His father was George Formby Sr, who was also a comedian and singer. He was called "The Wigan Nightingale". He died when his son was 17. [1]
Formby went on the music hall stage when his father died. He carried on his father's act. In 1924 he married Beryl Ingham. She was also in music hall and she became his manager. He started recording songs in 1926 and, from 1934, he made movies. In the movies he played gormless Lancastrian innocents who would beat a villain, and win the love of an attractive middle-class girl. His songs often had ambiguous sexual content which he sung with a toothy grin and air of innocence [2] His song When I'm Cleaning Windows was banned by the BBC in 1936. The director general John Reith said "if the public wants to listen to Formby singing his disgusting little ditty, they'll have to be content to hear it in the cinemas, not over the nation's airwaves". He later sang it before the King and Queen at the Royal Variety Performance. It was unbanned.[3]

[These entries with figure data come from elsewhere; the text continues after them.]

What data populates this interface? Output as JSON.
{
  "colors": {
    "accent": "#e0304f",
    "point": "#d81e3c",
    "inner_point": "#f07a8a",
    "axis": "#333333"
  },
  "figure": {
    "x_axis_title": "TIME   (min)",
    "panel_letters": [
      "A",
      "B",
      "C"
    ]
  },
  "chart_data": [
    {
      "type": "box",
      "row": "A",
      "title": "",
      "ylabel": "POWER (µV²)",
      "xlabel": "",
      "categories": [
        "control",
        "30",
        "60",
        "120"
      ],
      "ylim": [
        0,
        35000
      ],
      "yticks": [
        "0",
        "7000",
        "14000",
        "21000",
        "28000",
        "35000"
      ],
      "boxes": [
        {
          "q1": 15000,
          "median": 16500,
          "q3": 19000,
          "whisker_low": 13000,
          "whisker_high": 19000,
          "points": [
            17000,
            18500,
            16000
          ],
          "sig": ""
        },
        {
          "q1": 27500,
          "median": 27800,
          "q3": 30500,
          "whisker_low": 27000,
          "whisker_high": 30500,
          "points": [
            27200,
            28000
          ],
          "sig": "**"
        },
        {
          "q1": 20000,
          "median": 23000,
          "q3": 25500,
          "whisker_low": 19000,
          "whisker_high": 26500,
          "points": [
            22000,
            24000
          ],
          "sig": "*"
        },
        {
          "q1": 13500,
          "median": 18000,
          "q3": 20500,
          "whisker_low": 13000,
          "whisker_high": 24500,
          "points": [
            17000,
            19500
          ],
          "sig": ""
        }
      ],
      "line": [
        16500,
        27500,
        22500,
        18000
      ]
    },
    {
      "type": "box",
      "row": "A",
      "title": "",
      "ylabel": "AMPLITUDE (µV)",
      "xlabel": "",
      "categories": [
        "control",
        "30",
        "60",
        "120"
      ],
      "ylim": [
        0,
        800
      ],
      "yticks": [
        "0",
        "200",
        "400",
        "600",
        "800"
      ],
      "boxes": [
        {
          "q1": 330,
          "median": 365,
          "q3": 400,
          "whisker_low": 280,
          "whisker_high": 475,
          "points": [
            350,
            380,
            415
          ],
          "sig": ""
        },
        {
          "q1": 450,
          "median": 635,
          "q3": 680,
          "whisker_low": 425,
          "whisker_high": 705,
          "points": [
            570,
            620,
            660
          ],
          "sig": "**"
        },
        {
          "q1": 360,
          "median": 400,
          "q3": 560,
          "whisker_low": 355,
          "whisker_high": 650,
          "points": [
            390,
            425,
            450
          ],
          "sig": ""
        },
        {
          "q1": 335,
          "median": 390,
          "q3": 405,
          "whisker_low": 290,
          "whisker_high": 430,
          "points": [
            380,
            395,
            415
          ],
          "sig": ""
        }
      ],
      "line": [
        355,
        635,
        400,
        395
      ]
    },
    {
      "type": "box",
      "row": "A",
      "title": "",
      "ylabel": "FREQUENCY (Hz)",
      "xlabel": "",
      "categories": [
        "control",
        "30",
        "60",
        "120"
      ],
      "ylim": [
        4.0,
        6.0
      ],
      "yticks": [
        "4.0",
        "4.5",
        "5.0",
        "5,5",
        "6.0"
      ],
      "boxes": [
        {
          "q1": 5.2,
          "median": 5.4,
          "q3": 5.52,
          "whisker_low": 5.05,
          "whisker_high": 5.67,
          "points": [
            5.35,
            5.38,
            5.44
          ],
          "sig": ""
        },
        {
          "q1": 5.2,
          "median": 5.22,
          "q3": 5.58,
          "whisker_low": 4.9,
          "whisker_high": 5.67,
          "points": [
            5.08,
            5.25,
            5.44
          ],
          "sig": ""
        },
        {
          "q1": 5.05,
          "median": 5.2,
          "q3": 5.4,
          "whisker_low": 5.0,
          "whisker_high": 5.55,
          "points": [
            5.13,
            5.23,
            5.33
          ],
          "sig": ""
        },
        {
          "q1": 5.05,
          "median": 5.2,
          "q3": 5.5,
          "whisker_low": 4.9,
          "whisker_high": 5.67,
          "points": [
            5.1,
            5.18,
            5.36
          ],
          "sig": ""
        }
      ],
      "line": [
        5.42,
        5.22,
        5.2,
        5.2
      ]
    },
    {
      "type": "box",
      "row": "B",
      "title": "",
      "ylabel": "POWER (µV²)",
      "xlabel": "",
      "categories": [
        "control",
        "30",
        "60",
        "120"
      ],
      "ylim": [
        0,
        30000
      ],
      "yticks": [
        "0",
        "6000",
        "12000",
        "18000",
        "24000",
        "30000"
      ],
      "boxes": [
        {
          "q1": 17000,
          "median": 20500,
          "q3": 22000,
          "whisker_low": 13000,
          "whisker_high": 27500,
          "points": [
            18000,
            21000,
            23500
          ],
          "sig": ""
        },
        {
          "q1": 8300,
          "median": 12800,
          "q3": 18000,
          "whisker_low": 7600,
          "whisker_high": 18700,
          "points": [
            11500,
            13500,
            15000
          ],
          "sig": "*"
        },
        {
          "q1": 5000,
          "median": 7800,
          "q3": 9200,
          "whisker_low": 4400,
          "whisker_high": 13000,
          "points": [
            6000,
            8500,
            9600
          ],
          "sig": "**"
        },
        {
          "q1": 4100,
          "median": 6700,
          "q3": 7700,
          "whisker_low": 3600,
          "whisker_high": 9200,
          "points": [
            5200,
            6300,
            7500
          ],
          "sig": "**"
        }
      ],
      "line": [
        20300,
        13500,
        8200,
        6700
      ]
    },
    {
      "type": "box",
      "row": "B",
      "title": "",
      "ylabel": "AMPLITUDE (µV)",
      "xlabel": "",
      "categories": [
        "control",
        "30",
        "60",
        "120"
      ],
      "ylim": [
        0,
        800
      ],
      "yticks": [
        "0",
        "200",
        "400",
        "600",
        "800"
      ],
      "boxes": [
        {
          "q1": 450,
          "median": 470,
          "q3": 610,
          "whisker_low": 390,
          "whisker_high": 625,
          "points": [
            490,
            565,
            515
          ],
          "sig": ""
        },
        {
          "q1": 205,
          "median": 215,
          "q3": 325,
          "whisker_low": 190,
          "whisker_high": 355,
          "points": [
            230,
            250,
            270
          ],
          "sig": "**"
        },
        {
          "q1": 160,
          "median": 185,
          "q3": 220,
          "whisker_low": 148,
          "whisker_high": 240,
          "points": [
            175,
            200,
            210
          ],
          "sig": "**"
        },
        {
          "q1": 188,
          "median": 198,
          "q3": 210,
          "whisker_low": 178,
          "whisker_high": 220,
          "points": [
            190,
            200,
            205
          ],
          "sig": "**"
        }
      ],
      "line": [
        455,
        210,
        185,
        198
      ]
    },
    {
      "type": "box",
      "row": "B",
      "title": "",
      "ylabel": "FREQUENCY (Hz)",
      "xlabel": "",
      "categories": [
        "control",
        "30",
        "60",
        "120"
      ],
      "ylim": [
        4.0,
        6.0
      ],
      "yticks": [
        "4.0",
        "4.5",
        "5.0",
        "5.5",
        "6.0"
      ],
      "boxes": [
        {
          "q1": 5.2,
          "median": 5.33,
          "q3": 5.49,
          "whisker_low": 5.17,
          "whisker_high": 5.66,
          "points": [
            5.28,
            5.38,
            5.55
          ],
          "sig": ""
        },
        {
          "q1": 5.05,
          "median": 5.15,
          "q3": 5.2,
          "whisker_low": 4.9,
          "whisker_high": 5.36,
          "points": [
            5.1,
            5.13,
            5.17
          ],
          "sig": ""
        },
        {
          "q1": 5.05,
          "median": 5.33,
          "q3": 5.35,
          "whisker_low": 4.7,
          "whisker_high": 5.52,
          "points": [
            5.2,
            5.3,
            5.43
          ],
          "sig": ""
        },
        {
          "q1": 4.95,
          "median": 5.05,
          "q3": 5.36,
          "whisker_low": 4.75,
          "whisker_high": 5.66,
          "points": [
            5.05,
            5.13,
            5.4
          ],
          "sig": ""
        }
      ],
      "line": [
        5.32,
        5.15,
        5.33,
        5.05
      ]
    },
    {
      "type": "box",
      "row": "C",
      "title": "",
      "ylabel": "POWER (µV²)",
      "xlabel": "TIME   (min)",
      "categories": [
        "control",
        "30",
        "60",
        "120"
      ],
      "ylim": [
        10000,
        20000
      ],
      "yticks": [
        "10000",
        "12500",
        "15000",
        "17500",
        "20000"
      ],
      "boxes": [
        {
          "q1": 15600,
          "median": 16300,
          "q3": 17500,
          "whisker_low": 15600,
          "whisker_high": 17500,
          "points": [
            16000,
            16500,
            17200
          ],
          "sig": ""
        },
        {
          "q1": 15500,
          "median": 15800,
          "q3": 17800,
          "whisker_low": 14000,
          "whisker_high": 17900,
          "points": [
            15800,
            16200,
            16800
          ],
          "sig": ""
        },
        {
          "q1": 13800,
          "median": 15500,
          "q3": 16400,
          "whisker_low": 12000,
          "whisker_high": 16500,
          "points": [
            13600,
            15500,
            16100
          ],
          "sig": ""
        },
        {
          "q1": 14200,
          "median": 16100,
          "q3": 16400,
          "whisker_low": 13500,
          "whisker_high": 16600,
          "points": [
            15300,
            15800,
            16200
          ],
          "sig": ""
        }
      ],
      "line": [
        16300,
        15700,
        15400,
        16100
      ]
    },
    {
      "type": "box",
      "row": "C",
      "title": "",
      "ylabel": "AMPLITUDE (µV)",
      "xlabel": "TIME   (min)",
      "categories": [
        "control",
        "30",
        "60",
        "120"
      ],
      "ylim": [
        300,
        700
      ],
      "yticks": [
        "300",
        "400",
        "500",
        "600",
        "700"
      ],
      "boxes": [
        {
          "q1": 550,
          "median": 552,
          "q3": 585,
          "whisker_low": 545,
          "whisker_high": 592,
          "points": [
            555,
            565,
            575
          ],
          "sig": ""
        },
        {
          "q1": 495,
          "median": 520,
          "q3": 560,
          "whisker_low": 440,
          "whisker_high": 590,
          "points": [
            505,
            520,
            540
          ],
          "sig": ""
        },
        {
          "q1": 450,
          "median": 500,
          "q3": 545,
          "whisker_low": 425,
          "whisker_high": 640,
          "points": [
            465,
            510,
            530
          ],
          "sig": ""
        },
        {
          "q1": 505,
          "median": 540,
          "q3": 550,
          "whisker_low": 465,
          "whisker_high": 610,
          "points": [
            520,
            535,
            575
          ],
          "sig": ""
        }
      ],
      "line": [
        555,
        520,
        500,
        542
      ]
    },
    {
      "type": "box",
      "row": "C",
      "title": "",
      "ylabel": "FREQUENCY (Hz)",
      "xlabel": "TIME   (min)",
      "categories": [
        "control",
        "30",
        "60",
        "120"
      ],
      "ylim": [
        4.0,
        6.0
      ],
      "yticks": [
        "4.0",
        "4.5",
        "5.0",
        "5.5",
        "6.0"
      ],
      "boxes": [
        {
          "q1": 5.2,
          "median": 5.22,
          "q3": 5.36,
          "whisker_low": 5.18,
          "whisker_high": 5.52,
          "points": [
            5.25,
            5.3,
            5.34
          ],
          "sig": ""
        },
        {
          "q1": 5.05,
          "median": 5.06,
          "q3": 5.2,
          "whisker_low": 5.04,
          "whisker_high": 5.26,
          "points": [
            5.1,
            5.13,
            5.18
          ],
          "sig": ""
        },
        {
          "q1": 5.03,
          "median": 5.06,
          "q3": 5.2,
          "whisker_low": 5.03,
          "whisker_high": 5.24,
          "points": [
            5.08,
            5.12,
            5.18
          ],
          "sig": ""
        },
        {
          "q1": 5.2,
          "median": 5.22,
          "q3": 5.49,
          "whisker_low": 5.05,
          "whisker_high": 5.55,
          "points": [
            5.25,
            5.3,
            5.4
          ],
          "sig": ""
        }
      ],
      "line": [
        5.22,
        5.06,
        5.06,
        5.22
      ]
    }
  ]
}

During the Second World War he worked all over the world for the Entertainments National Service Association. In his first film of 1940, Let George Do It!, In a dream he goes to a Nuremberg Rally and punches Hitler. It was very popular and was shown in Russia and the USA. [4]
He recorded more than 200 songs. 1946 song "With My Little Stick of Blackpool Rock" was one of the most successful. It was also considered rude and a BBC manager in 1946 said "We have no record that 'With My Little Stick of Blackpool Rock' is banned. We do however know, and so does Formby, that certain lines in the lyric must not be broadcast". [5]
References
change- ↑ "Famous Comedian Dead". The Dundee Courier. Dundee. 9 February 1921. p. 5.
- ↑ "BFI Screenonline: Formby, George (1904-1961) Biography". www.screenonline.org.uk. Retrieved 2023-11-30.
- ↑ Smart, Sue; Bothway Howard, Richard (2011). It's Turned Out Nice Again!: The Authorized Biography of the Two George Formbys, Father and Son. Ely, Cambridgeshire: Melrose Books. pp. 124–126, 159. ISBN 978-1-907732-59-1.
- ↑ Richards, Jeffrey (2010). The Age of the Dream Palace: Cinema and Society in 1930s Britain. London: I.B. Tauris. ISBN 978-1-84885-122-1.
- ↑ Leigh, Spencer (14 December 2007). "Unfit for Auntie's airwaves: The artists censored by the BBC". The Independent. London.